2.3. De server stoppen
Om de server te stoppen, kunnen we simpelweg op "CTRL + C" drukken.
Bovendien, jboss-cli kan worden gebruikt voor het geven van opdrachten aan de actieve instantie van de server. We kunnen het bijvoorbeeld gebruiken om de server uit te schakelen.

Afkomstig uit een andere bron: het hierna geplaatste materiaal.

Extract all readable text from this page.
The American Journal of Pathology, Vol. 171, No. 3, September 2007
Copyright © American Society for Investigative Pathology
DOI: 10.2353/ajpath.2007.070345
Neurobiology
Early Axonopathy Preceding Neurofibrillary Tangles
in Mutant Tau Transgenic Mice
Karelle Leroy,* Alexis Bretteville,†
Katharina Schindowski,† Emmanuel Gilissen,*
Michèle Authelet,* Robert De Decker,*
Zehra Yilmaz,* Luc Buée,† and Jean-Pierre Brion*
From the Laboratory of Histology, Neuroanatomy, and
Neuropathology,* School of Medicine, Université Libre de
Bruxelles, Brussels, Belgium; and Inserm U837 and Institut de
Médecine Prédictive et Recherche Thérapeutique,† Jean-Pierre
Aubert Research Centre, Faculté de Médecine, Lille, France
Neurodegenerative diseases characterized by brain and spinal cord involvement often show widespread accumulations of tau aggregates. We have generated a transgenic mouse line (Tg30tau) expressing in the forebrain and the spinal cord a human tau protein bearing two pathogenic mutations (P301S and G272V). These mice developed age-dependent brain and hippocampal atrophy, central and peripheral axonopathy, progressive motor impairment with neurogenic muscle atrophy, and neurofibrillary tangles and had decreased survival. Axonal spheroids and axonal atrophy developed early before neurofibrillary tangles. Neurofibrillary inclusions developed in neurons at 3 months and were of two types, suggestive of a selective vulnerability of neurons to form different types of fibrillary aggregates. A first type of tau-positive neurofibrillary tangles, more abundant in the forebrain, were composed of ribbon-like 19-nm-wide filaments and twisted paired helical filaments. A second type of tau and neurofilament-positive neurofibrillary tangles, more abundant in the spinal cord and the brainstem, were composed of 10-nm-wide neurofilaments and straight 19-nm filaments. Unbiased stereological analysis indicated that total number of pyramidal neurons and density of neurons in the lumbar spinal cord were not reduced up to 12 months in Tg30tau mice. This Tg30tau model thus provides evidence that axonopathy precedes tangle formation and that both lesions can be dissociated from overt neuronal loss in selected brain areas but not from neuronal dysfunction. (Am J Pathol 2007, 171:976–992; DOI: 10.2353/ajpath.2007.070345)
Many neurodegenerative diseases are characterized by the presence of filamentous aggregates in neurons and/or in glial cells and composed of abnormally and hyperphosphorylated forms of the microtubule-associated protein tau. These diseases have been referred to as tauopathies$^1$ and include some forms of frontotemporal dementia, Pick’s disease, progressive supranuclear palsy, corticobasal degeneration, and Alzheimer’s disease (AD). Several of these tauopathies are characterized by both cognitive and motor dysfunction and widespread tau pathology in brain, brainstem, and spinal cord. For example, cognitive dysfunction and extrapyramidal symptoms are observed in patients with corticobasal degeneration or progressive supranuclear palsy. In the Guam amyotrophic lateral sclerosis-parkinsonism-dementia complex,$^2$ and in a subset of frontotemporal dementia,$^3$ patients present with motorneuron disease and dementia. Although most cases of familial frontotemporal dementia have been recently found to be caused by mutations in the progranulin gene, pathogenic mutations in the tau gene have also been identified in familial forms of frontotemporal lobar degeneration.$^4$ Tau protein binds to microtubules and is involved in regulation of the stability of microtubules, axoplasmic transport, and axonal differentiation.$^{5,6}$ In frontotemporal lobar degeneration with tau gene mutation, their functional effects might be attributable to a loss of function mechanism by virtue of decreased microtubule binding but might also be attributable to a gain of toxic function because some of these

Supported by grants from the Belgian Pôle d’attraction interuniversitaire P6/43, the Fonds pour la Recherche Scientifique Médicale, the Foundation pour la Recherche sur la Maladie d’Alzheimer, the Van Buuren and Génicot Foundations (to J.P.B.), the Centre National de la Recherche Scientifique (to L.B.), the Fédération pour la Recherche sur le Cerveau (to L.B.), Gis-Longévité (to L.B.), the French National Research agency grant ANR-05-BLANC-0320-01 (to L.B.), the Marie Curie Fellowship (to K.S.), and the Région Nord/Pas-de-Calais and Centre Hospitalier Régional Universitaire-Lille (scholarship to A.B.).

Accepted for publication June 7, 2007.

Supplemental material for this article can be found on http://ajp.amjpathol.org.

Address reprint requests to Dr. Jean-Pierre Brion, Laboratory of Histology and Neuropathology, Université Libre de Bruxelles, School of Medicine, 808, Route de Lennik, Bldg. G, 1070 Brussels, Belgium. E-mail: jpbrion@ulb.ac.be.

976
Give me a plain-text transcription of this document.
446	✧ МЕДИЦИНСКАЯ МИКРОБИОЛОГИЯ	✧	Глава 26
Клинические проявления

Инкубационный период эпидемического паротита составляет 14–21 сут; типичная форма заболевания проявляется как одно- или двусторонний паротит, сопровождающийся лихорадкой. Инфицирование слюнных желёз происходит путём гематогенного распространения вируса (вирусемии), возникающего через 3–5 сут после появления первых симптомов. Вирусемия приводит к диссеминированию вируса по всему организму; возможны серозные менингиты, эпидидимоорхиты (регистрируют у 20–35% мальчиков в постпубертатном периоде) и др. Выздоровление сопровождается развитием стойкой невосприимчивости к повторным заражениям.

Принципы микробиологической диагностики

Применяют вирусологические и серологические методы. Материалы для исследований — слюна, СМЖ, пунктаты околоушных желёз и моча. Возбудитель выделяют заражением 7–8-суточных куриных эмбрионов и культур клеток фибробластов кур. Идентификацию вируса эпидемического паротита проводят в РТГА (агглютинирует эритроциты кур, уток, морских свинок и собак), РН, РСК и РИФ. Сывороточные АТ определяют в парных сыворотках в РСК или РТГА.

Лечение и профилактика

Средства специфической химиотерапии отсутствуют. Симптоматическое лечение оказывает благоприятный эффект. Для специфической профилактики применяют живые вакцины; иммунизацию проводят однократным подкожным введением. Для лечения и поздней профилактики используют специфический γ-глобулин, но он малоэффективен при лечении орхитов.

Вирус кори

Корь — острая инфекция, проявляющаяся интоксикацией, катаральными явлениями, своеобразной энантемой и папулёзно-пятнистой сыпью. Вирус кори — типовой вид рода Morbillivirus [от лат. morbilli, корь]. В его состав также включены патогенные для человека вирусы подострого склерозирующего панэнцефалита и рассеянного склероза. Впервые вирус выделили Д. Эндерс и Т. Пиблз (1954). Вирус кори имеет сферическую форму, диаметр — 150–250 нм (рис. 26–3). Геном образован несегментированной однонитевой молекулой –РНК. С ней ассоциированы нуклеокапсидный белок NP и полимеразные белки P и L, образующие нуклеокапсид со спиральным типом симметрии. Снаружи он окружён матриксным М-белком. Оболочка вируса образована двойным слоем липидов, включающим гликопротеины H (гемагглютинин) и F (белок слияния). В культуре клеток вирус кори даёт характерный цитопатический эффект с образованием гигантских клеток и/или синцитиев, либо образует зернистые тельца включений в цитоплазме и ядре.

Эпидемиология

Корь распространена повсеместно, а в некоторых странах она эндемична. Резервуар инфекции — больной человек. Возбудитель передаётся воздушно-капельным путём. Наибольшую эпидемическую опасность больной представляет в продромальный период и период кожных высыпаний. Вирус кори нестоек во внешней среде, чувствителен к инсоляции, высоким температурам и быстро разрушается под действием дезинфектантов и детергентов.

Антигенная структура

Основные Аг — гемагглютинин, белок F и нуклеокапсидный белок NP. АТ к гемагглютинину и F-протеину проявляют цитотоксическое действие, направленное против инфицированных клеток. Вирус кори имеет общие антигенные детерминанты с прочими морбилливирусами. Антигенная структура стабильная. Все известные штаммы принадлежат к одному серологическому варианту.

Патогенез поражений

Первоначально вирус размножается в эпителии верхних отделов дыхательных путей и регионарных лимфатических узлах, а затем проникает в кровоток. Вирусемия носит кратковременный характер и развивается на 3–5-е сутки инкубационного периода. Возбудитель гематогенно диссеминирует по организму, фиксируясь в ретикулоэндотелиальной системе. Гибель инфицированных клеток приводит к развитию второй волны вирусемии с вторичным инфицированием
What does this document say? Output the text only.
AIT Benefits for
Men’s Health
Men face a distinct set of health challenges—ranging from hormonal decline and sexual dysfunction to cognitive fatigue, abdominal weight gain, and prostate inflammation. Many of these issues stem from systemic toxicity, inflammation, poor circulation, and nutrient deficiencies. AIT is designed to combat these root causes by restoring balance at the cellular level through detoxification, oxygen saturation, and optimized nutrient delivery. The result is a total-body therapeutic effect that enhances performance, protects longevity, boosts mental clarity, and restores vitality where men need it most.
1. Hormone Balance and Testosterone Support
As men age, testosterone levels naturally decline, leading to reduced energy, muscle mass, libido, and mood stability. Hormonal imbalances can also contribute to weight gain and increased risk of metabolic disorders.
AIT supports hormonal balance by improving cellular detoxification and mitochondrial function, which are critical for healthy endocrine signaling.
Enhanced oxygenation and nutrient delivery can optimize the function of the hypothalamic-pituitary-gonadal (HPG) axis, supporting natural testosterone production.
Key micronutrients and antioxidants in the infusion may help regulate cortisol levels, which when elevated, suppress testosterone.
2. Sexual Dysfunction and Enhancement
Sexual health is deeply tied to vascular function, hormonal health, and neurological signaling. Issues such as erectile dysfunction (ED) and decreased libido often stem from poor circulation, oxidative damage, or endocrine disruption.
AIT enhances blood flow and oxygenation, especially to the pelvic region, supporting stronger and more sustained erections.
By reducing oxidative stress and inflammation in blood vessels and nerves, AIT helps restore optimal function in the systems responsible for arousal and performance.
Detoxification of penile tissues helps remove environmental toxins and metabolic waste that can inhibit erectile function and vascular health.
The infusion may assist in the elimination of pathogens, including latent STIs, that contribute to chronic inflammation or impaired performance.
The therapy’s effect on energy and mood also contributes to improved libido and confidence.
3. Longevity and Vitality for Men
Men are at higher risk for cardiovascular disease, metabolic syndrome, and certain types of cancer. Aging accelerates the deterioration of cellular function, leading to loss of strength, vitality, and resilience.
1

Laten we een nieuwe terminal of een opdrachtprompt openen en uitvoeren:
./jboss-cli.sh --connect commando: afsluiten
in OSX / Linux en in Windows:
./jboss-cli.bat --connect commando: afsluiten
3. Beheerde domeinservers
In deze modus kunnen we meerdere instanties van de server beheren vanaf één controlepunt. Deze servers zijn logischerwijs lid van één domein. Hier fungeert een enkel domeincontrollerproces als het centrale beheercontrolepunt.
Standaard biedt JBoss enkele instances van de server. We kunnen deze voorbeelden vinden onder $ JBOSS_HOME / domein / servers directory.
3.1. Voorkeuren en configuraties
Het opstartscript van het domein, d.w.z. domain.sh voor OSX / Linux en domain.bat voor Windows gebruikt:
- domain.conf / domain.conf.bat: definieert de JVM-voorkeuren voor de servers onder het domein
- domain.xml: definieert de configuraties voor het domein; we kunnen het vinden onder $ JBOSS_HOME / domein / configuratie.
Bovendien kunnen we onze aangepaste configuratie voor het gebruik van deze servers definiëren, vergelijkbaar met de alternatieve configuraties van de stand-alone server.
3.2. De server starten
Het proces van het starten van de server onder een beheerd domein blijft hetzelfde als bij de stand-alone server. In plaats van standalone.sh/domain.bat, we zullen gebruiken domain.sh/domain.bat.
Hierdoor ontstaan er meerdere serverinstanties onder één domein.
3.3. De server stoppen
Om alle servers te stoppen, kunnen we simpelweg op "CTRL + C" drukken. Bovendien kunnen we een specifieke server stoppen met het gebruik van jboss-cli.
Laten we een nieuwe terminal of een opdrachtprompt openen en uitvoeren:
jboss-cli.sh --connect
in OSX / Linux of in Windows:
jboss-cli.bat --connect
Momenteel zijn we verbonden met de domeincontroller. Hier kunnen we opdrachten geven aan meerdere instanties van de server. Om bijvoorbeeld alle servers onder dit domein te bekijken:
/ host = master: read-children-names (child-type = server-config)
Evenzo, om een specifiek exemplaar van de server te stoppen, voeren we het volgende uit:
/ host = master / server-config =: stop
Dienovereenkomstig kunnen we de status van deze server controleren:
/ host = master / server-config =: read-resource (include-runtime = true)
4. Conclusie
In deze korte handleiding hebben we onderzocht hoe u de applicatieserver met verschillende configuraties kunt starten en stoppen.
Voor meer informatie hebben we een artikel dat het proces beschrijft van het implementeren van een oorlog bestand op de JBoss-toepassingsserver.